PiRNAs typically act in the regulation of gene expression through transcriptional silencing via guided DNA methylation10,11,12,13. Mechanistically, piRNAs form an RNA-induced silencing complex (RISC) with P element–induced wimpy testes (PIWI) proteins, which enables targeting of specific genomic DNA sequences complementary to a given piRNA14. As piRNAs predominantly function via DNA methylation, they are critical in the regulation transposable elements (TEs) and non-TE loci as in the case of the imprinted Rasgrf1 locus in the murine male germ line15. This accounts for the observation that most of the > 32,000 unique piRNA sequences in humans are expressed and function in germ cells16. However, recent evidence indicates that some piRNAs are expressed in somatic tissues, suggesting that their biological importance may extend beyond the germline17.

In human germ cells, piRNA-producing loci are mainly grouped in multiple (sometimes hundreds to thousands) discrete genomic locations (piRNA clusters) where long single-stranded piRNA precursor RNAs are transcribed10,18,19. These piRNAs are required for post-transcriptional repression/epigenetic silencing of TEs20. In contrast, a small proportion of piRNAs derive from single locus located at mRNA coding sequences or 3′ UTRs18,19. These sequences constitute ~ 3% of human piRNAs and are expressed in somatic tissues17. Due to its origin at gene coding/regulatory sequences, these piRNA sequences could be involved in gene-specific transcriptional control. Thus, the identification of the genomic location of piRNA-producing loci could serve as an indication of their potential molecular roles.

Considering the critical role of piRNAs in epigenetic regulation and the importance of methylation events in the biology of the placenta, we hypothesized that piRNAs exhibit a pattern of expression unique to the placenta and this is not only different from other somatic organs, but also distinct from germ cells. To this end, we used a next-generation sequencing-based approach to elucidate the expression and genomic distribution of piRNAs in the human placenta.

Results

piRNA sequences are broadly expressed from the placenta genome

Samples from human placenta (chorionic villi, N = 30) were collected at the BC Children's and Women's Health Centre under relevant ethics approvals. The time from sample collection to RNA extraction varied across samples (processing times are indicated in Supplementary Table 1); however, all samples we immediately put on RNA later after tissue collection, to avoid RNA degradation. After RNA extraction, sequencing of the small RNA transcriptome, and quality processing, reads corresponding to piRNA loci were quantified.
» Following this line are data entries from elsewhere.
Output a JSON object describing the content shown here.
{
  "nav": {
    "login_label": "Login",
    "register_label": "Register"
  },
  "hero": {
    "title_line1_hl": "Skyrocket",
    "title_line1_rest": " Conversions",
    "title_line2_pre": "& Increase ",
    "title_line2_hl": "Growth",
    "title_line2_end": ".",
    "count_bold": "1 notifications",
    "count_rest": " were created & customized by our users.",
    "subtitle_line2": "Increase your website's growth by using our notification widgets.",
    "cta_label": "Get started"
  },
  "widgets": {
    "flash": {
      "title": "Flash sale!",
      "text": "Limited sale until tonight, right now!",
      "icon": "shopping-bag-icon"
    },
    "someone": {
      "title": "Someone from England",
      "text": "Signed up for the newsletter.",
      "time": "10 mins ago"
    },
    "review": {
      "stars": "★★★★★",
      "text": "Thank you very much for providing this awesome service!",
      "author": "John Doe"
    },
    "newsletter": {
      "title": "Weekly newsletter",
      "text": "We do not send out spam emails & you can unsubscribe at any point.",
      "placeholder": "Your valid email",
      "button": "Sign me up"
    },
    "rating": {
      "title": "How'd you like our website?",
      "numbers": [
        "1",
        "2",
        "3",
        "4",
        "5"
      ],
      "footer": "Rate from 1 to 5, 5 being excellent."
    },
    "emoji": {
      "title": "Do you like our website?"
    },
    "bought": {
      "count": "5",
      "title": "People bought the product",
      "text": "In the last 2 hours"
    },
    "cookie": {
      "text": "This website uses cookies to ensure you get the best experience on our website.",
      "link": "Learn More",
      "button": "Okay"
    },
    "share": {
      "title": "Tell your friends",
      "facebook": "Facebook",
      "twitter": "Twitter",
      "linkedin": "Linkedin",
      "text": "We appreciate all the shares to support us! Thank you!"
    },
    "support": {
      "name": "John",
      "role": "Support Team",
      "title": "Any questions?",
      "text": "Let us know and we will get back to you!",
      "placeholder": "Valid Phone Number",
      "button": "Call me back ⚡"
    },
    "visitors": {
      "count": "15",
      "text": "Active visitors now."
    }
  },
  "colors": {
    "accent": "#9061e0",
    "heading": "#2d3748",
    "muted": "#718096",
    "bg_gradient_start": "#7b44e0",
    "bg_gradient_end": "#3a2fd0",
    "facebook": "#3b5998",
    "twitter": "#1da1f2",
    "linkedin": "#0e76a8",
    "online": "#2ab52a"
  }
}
The analysis of small RNA sequencing data from these samples revealed a total of 2,037 piRNA sequences with detectable expression (Supplemental Table 2).

Mapping of the 2,037 piRNA sequences to their genomic locations revealed that specific chromosomes contain a high number of loci harbouring piRNA sequences, namely chromosomes 6 (90 loci), 16 (67 loci), 14 (58 loci), and 1 (53 loci). These loci are indicated in Supplemental Table 2. However, some of the piRNAs associated with these chromosomes mapped to one or more additional locations in the human genome, complicating the assignment of some of piRNAs to a unique location. Notably, 19 placenta-expressed piRNAs mapped to the mitochondria, representing 45% of the 42 known piRNA loci mapped to the mitochondria genome. To focus on the sequences most consistently expressed in these samples, we applied the following filtering criteria: (i) ≥ 10 reads detected across all samples and (ii) normalized expression levels ≥ 1 RPM in 10% of the samples. This process resulted in the identification of a set of 297 piRNAs sequences distributed across the human placental genome (Supplemental Table 3). Once we restricted our analysis to (i) those piRNA that can be confidently mapped to a single location and (ii) those that meet the expression cut-offs mentioned above, a cluster of piRNA harboured in chromosome 14 emerged as a piRNA gene cluster prevalently expressed in the placenta.

piRNAs display a unique expression pattern in placental tissues

We next sought to assess whether these sequences were preferentially expressed in the placenta relative to other somatic tissue types. In addition to the expression of individual piRNA transcripts, we assessed the combined expression of piRNAs to identify unique features in the placenta. We examined the expression levels of the 297 placenta-derived piRNAs in 675 samples from 18 human adult non-malignant tissue types obtained from The Cancer Genome Atlas (TCGA). Using the same analysis pipeline described above, we determined the per-sample RPM expression of these 297 piRNAs across human tissues (Supplemental Table 3). The results revealed 11 piRNAs that were exclusively expressed in placenta samples, while 53 were expressed across all tissues studied. Remarkably, the combined expression pattern of the 297 placenta-derived piRNAs was able to distinguish the placenta samples from all other organs (Fig. 1).

Figure 1
figure 1

Expression of piRNAs distinguishes human placenta from adult tissue. A tSNE plot displaying samples clustered based on the combined expression of the 297 piRNAs identified in placenta and their levels in other adult tissues. Human placenta samples are highlighted in an orange circle. In this t-SNE dimensionality reduction representation, the expression of the 297 piRNAs (i.e., 297 dimensions) has been reduced to three dimensions (represented by the 3 axes). The numbers in the axes are measurements of the pairwise distances calculations for a given reduced space.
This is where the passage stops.